Daruma looking at his reflection
- Date:
- c. 1767/68
- Medium:
- Color woodblock print; chuban
- Source:
- Art Institute of Chicago
Description
Daruma Looking at His Reflection, dated 1762 and held in the Art Institute of Chicago, is one of Suzuki Harunobu's playful religious subjects in which the founder of Chan and Zen Buddhism appears as the object of affectionate parody. Bodhidharma, known in Japan as Daruma, was traditionally depicted as a fierce bearded patriarch in flowing red robes, famous for having sat in meditation for nine years until his legs withered away. Harunobu reimagines him bending over a still surface to gaze at his own reflection, a gesture that transforms the austere founder into a self-aware figure within the visual culture of the floating world.

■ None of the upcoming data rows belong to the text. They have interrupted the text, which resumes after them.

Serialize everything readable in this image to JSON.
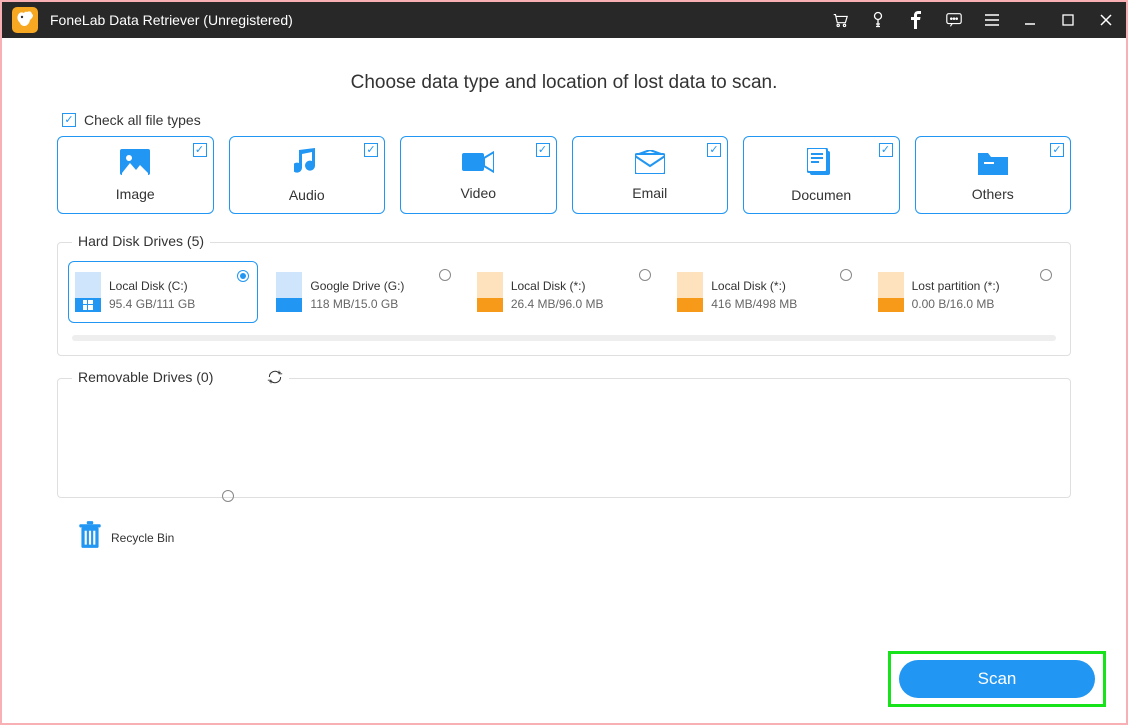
{
  "app": {
    "title": "FoneLab Data Retriever (Unregistered)"
  },
  "headline": "Choose data type and location of lost data to scan.",
  "check_all_label": "Check all file types",
  "types": [
    {
      "label": "Image"
    },
    {
      "label": "Audio"
    },
    {
      "label": "Video"
    },
    {
      "label": "Email"
    },
    {
      "label": "Documen"
    },
    {
      "label": "Others"
    }
  ],
  "sections": {
    "hdd": {
      "legend": "Hard Disk Drives (5)"
    },
    "removable": {
      "legend": "Removable Drives (0)"
    }
  },
  "drives": [
    {
      "name": "Local Disk (C:)",
      "size": "95.4 GB/111 GB",
      "selected": true,
      "color": "blue",
      "win": true
    },
    {
      "name": "Google Drive (G:)",
      "size": "118 MB/15.0 GB",
      "selected": false,
      "color": "blue",
      "win": false
    },
    {
      "name": "Local Disk (*:)",
      "size": "26.4 MB/96.0 MB",
      "selected": false,
      "color": "orange",
      "win": false
    },
    {
      "name": "Local Disk (*:)",
      "size": "416 MB/498 MB",
      "selected": false,
      "color": "orange",
      "win": false
    },
    {
      "name": "Lost partition (*:)",
      "size": "0.00  B/16.0 MB",
      "selected": false,
      "color": "orange",
      "win": false
    }
  ],
  "recycle": {
    "label": "Recycle Bin"
  },
  "scan_label": "Scan"
}
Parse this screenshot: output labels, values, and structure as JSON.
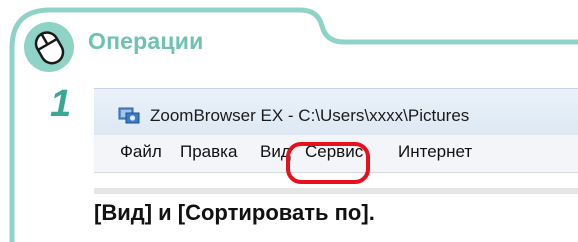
{
  "section": {
    "icon": "mouse-icon",
    "heading": "Операции",
    "step_number": "1"
  },
  "window": {
    "title": "ZoomBrowser EX  -  C:\\Users\\xxxx\\Pictures",
    "app_icon": "zoombrowser-app-icon",
    "menu": [
      {
        "label": "Файл"
      },
      {
        "label": "Правка"
      },
      {
        "label": "Вид"
      },
      {
        "label": "Сервис"
      },
      {
        "label": "Интернет"
      }
    ],
    "highlighted_menu": "Вид"
  },
  "instruction": "[Вид] и [Сортировать по].",
  "colors": {
    "accent": "#6fc2b3",
    "border": "#8fd3c6",
    "highlight": "#e8101c"
  }
}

The print belongs to the mitate tradition, in which a familiar religious or literary subject is recast for contemporary play, and it depends on viewers' deep familiarity with conventional Daruma iconography to register its gentle humor. Produced at the threshold of the full nishiki-e revolution, the sheet shows Harunobu experimenting with color block registration to set Daruma's vivid red against muted background tones. The composition's tight focus on the patriarch and his doubled image becomes a meditation on perception and recognition, themes that resonate with the very Zen tradition the figure represents. While the print does not display the slender female beauties typical of Harunobu's Edo bijin-ga, it shares with that body of work the artist's interest in quiet introspective gesture and the lyrical use of negative space. The Art Institute of Chicago's catalogue entry situates this impression among Harunobu's early experiments with religious and literary parody that would mature into the witty mitate-e of the mid-1760s, demonstrating how the artist expanded the subject range of ukiyo-e beyond bijin and yakusha.